第41回 リアルとは何か
(星ナビ2008年6月号に掲載)
プラネタリウムのリアルさの追求について思うところを述べます。
本物の星空とイコールであることが正しいのか
最近、プラネタリウムのリアルさということについてよく考える。
プラネタリウムの目指す方向が、より本物の星空に近い、リアルな星空を再現するということはもちろんだ。けれどリアルな星空とは何だろう、と突き詰めて考えると、これがなかなか難しい。
リアルさの追求を放棄したように聞こえるかもしれないがそうではない。本物の星空の姿を伝えることがプラネタリウムの命題であることはもちろんだ。その考えのもと、僕もメガスターを創りあげた。では、本物の星空と完璧にイコールであることが正しいのか、ということだ。
象徴的な例を示したい。例えば星の明るさの設定ひとつとってもそうである。メガスター開発当初、天文学的正しさを追求することに集中し、1等星と11等星の光度比を、ポグソンの法則(1等級で約2.5倍の光度比)通りに作った。光度比を測ると、正しい。なのに何かおかしい。背景が、夜空が明るすぎるのである。
そこから様々な試行錯誤があって、今の光度比にたどりついた。ドームに再現すべき1等星の明るさは、本物と同じ明るさでは暗すぎる。それにはいくつかの理由がある。ドームの大きさが有限であって、観客の座る位置がまちまちであること、昼間の上映では、観客の目が完全に暗闇に順応しきれないこと。こうした理論だけでは計れない現実的な要因により、計算上よりも明るい星像が、観客の目には最も本物の星に近いと映るのである。ところが上映が始まり、ひとたび暗闇に目が慣れた観客の目には、今度はだんだん背景が明るく感じられてくるのだ。
リアルはひとつではない
こうして学んだことは、数字だけではリアルだと感じさせる星空を作るには不十分だということだ。テレビでも映画でも、映像ならばおそらく共通していることだと思うが、見る人間の感覚というフィードバックなしには、本物のディテールを描き出すことはできないらしい。

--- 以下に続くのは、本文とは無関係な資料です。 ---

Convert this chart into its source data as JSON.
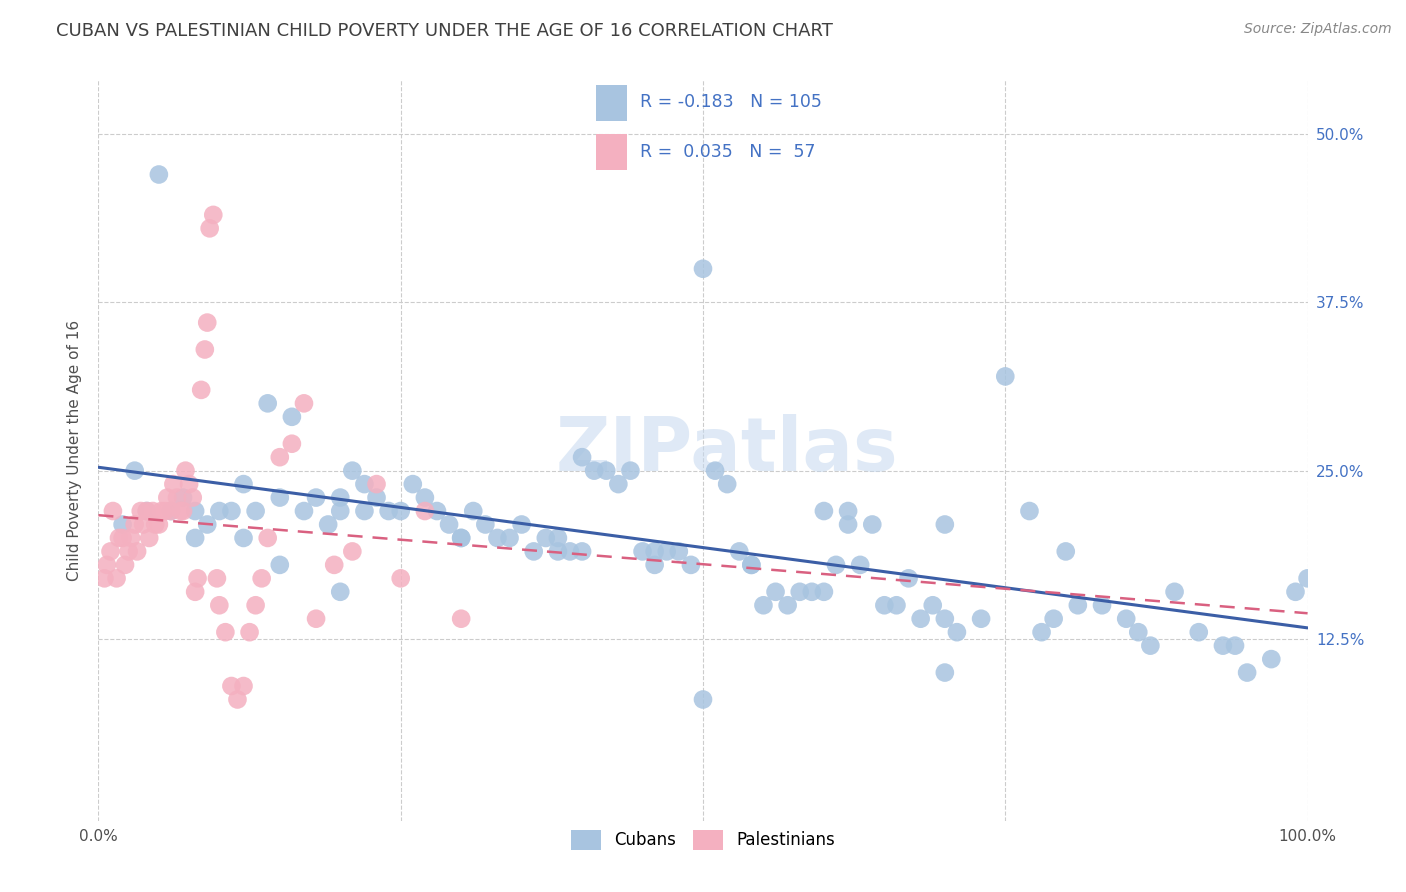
{
  "title": "CUBAN VS PALESTINIAN CHILD POVERTY UNDER THE AGE OF 16 CORRELATION CHART",
  "source": "Source: ZipAtlas.com",
  "ylabel": "Child Poverty Under the Age of 16",
  "watermark": "ZIPatlas",
  "xlim": [
    0.0,
    1.0
  ],
  "ylim": [
    -0.01,
    0.54
  ],
  "ytick_labels": [
    "12.5%",
    "25.0%",
    "37.5%",
    "50.0%"
  ],
  "yticks": [
    0.125,
    0.25,
    0.375,
    0.5
  ],
  "legend_r_cuban": "-0.183",
  "legend_n_cuban": "105",
  "legend_r_pales": "0.035",
  "legend_n_pales": "57",
  "cuban_color": "#a8c4e0",
  "cuban_line_color": "#3b5ea6",
  "pales_color": "#f4b0c0",
  "pales_line_color": "#d96080",
  "background_color": "#ffffff",
  "grid_color": "#cccccc",
  "title_color": "#404040",
  "source_color": "#888888",
  "cuban_scatter_x": [
    0.02,
    0.03,
    0.04,
    0.05,
    0.06,
    0.07,
    0.08,
    0.09,
    0.1,
    0.11,
    0.12,
    0.12,
    0.13,
    0.14,
    0.15,
    0.16,
    0.17,
    0.18,
    0.19,
    0.2,
    0.2,
    0.21,
    0.22,
    0.23,
    0.24,
    0.25,
    0.26,
    0.27,
    0.28,
    0.29,
    0.3,
    0.31,
    0.32,
    0.33,
    0.34,
    0.35,
    0.36,
    0.37,
    0.38,
    0.39,
    0.4,
    0.41,
    0.42,
    0.43,
    0.44,
    0.45,
    0.46,
    0.47,
    0.48,
    0.49,
    0.5,
    0.51,
    0.52,
    0.53,
    0.54,
    0.55,
    0.56,
    0.57,
    0.58,
    0.59,
    0.6,
    0.61,
    0.62,
    0.63,
    0.64,
    0.65,
    0.66,
    0.67,
    0.68,
    0.69,
    0.7,
    0.71,
    0.73,
    0.75,
    0.77,
    0.79,
    0.81,
    0.83,
    0.85,
    0.87,
    0.89,
    0.91,
    0.93,
    0.95,
    0.97,
    0.99,
    0.08,
    0.15,
    0.22,
    0.3,
    0.38,
    0.46,
    0.54,
    0.62,
    0.7,
    0.78,
    0.86,
    0.94,
    0.2,
    0.4,
    0.6,
    0.8,
    1.0,
    0.5,
    0.7
  ],
  "cuban_scatter_y": [
    0.21,
    0.25,
    0.22,
    0.47,
    0.22,
    0.23,
    0.22,
    0.21,
    0.22,
    0.22,
    0.24,
    0.2,
    0.22,
    0.3,
    0.23,
    0.29,
    0.22,
    0.23,
    0.21,
    0.23,
    0.22,
    0.25,
    0.24,
    0.23,
    0.22,
    0.22,
    0.24,
    0.23,
    0.22,
    0.21,
    0.2,
    0.22,
    0.21,
    0.2,
    0.2,
    0.21,
    0.19,
    0.2,
    0.2,
    0.19,
    0.26,
    0.25,
    0.25,
    0.24,
    0.25,
    0.19,
    0.18,
    0.19,
    0.19,
    0.18,
    0.4,
    0.25,
    0.24,
    0.19,
    0.18,
    0.15,
    0.16,
    0.15,
    0.16,
    0.16,
    0.22,
    0.18,
    0.21,
    0.18,
    0.21,
    0.15,
    0.15,
    0.17,
    0.14,
    0.15,
    0.21,
    0.13,
    0.14,
    0.32,
    0.22,
    0.14,
    0.15,
    0.15,
    0.14,
    0.12,
    0.16,
    0.13,
    0.12,
    0.1,
    0.11,
    0.16,
    0.2,
    0.18,
    0.22,
    0.2,
    0.19,
    0.19,
    0.18,
    0.22,
    0.14,
    0.13,
    0.13,
    0.12,
    0.16,
    0.19,
    0.16,
    0.19,
    0.17,
    0.08,
    0.1
  ],
  "pales_scatter_x": [
    0.005,
    0.007,
    0.01,
    0.012,
    0.015,
    0.017,
    0.02,
    0.022,
    0.025,
    0.027,
    0.03,
    0.032,
    0.035,
    0.037,
    0.04,
    0.042,
    0.045,
    0.047,
    0.05,
    0.052,
    0.055,
    0.057,
    0.06,
    0.062,
    0.065,
    0.068,
    0.07,
    0.072,
    0.075,
    0.078,
    0.08,
    0.082,
    0.085,
    0.088,
    0.09,
    0.092,
    0.095,
    0.098,
    0.1,
    0.105,
    0.11,
    0.115,
    0.12,
    0.125,
    0.13,
    0.135,
    0.14,
    0.15,
    0.16,
    0.17,
    0.18,
    0.195,
    0.21,
    0.23,
    0.25,
    0.27,
    0.3
  ],
  "pales_scatter_y": [
    0.17,
    0.18,
    0.19,
    0.22,
    0.17,
    0.2,
    0.2,
    0.18,
    0.19,
    0.2,
    0.21,
    0.19,
    0.22,
    0.21,
    0.22,
    0.2,
    0.22,
    0.21,
    0.21,
    0.22,
    0.22,
    0.23,
    0.22,
    0.24,
    0.23,
    0.22,
    0.22,
    0.25,
    0.24,
    0.23,
    0.16,
    0.17,
    0.31,
    0.34,
    0.36,
    0.43,
    0.44,
    0.17,
    0.15,
    0.13,
    0.09,
    0.08,
    0.09,
    0.13,
    0.15,
    0.17,
    0.2,
    0.26,
    0.27,
    0.3,
    0.14,
    0.18,
    0.19,
    0.24,
    0.17,
    0.22,
    0.14
  ]
}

ここはさらに研究を要する分野である。よりリアルな星空を再現したいと、プラネタリウム作りを手がける者なら誰もが願っている。しかし本物の星空を地上に作り出すことができない以上、どの側面を切り出すかによって答えは異なる。何を伝えたいのか?何を表現したいのか?どこがリアルなのか、ではなく、本物のどの側面を切り取り、どこが本物と違うのか?そこに作り手の意志が表れるし、目的が活きてくる。値打ちが出る。重要なのは何をしたいのか、ということ。目的次第で答えは様々なのだ。考えた末に今の僕が出した結論。